Read this: An exploration of why Twitter saw red over a display of excellent parallel parking

P.E. Moskowitz reached out to some of the accounts that sent angry messages in response to their tweet

Read this: An exploration of why Twitter saw red over a display of excellent parallel parking
A driver prepares to pull off the kind of maneuver that will send Twitter into a frothing rage. Screenshot: Conduite Facile

Writer P.E. Moskowitz felt proud of a solid parallel parking job and tweeted photo evidence of their accomplishment last month. In a different society, that would be the end of the story. Instead—and despite Moskowitz following up to assure everyone that “both cars on either side of me got out fine”—Twitter became really mad at this display of advanced parking skills. Wanting to understand what possesses people to reply to such an innocuous tweet with stuff like “You are an objectively bad person,” Moskowitz spoke to their detractors and wrote about why everyone’s so angry about everything on the internet in an article for New York Magazine.

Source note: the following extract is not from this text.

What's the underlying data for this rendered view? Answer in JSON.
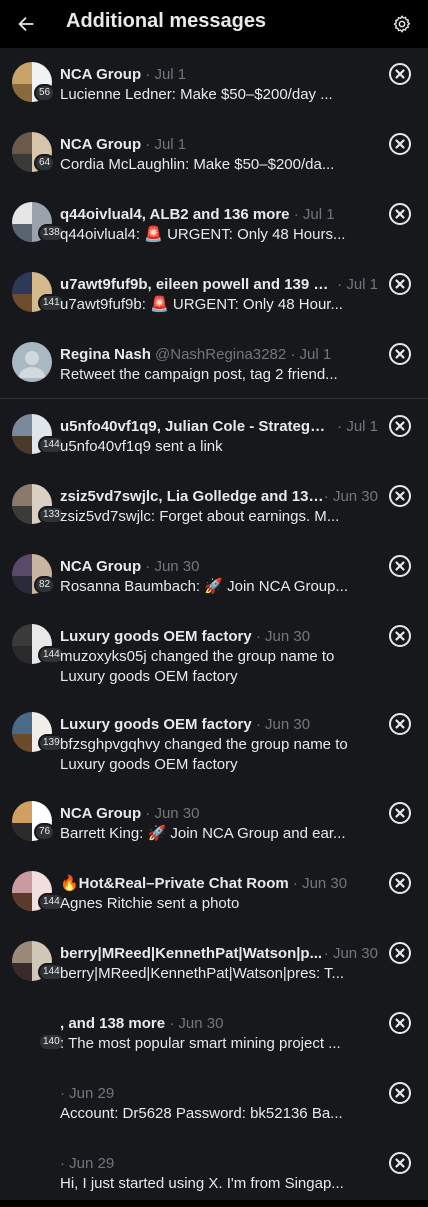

The piece describes how Moskowitz’s parking tweet has generated “about 4,000" replies containing messages that called them “a shitty human being or an ableist,” threatened to fight them or pop their tires, and, in one instance, “created an SAT-style geometry diagram to prove, based on the dimensions and angles seen in the photograph, that my parking job was mathematically impossible.”

Understandably confused by how an inoffensive picture of a well-executed parking maneuver that we know didn’t inconvenience any other drivers could piss off so many people, Moskowitz talked to colleagues, experts, and one of the angry commenters to try to figure out what inspired the response. Writer Charlotte Shane suggests the photo had so much reach because “Twitter wants … us to be looking at a tweet that makes us so mad that we’re going to spend all day tweeting about it.”

Moskowitz describes this as an example of context collapse, which sees algorithms force “disparate audiences that may not want to be in the same place together IRL” into interacting with one another virtually—something that generally makes people angry. This explanation bears out in what Moskowitz hears from someone named Zac, “who suggested I should be in jail for my parking job.” Zac says he was basically just trying to make his friends laugh by writing the tweet.

For her part, activist and data scientist Emily Gorcenski says that a generation “raised to live in a world that doesn’t exist” has learned to “process our anger through all sorts of channels, from sarcasm to pure hatred and rage” aimed at any perceived authority—including Twitter accounts that, like Moskowitz, have a lot of followers. Because their parallel parking might appear to have inconvenienced others, Moskowitz became the sin eater for issues including city infrastructure shortcomings and anger over other aspects of the respondents’ personal lives.

The best example of how this plays out is probably the following passage:

“‘I abhor narcissists more than anything else, probably because I was raised by a malignant narcissist,’ one 40-year-old Twitter user told me. ‘Not only did I find your parking that way to be incredibly selfish but also the ‘can’t be shamed’ attitude convinced me that you must be a malignant narcissist.’ I asked if he regretted being so angry toward me, knowing that I’d seen his tweet. No, he said. It felt deserved.”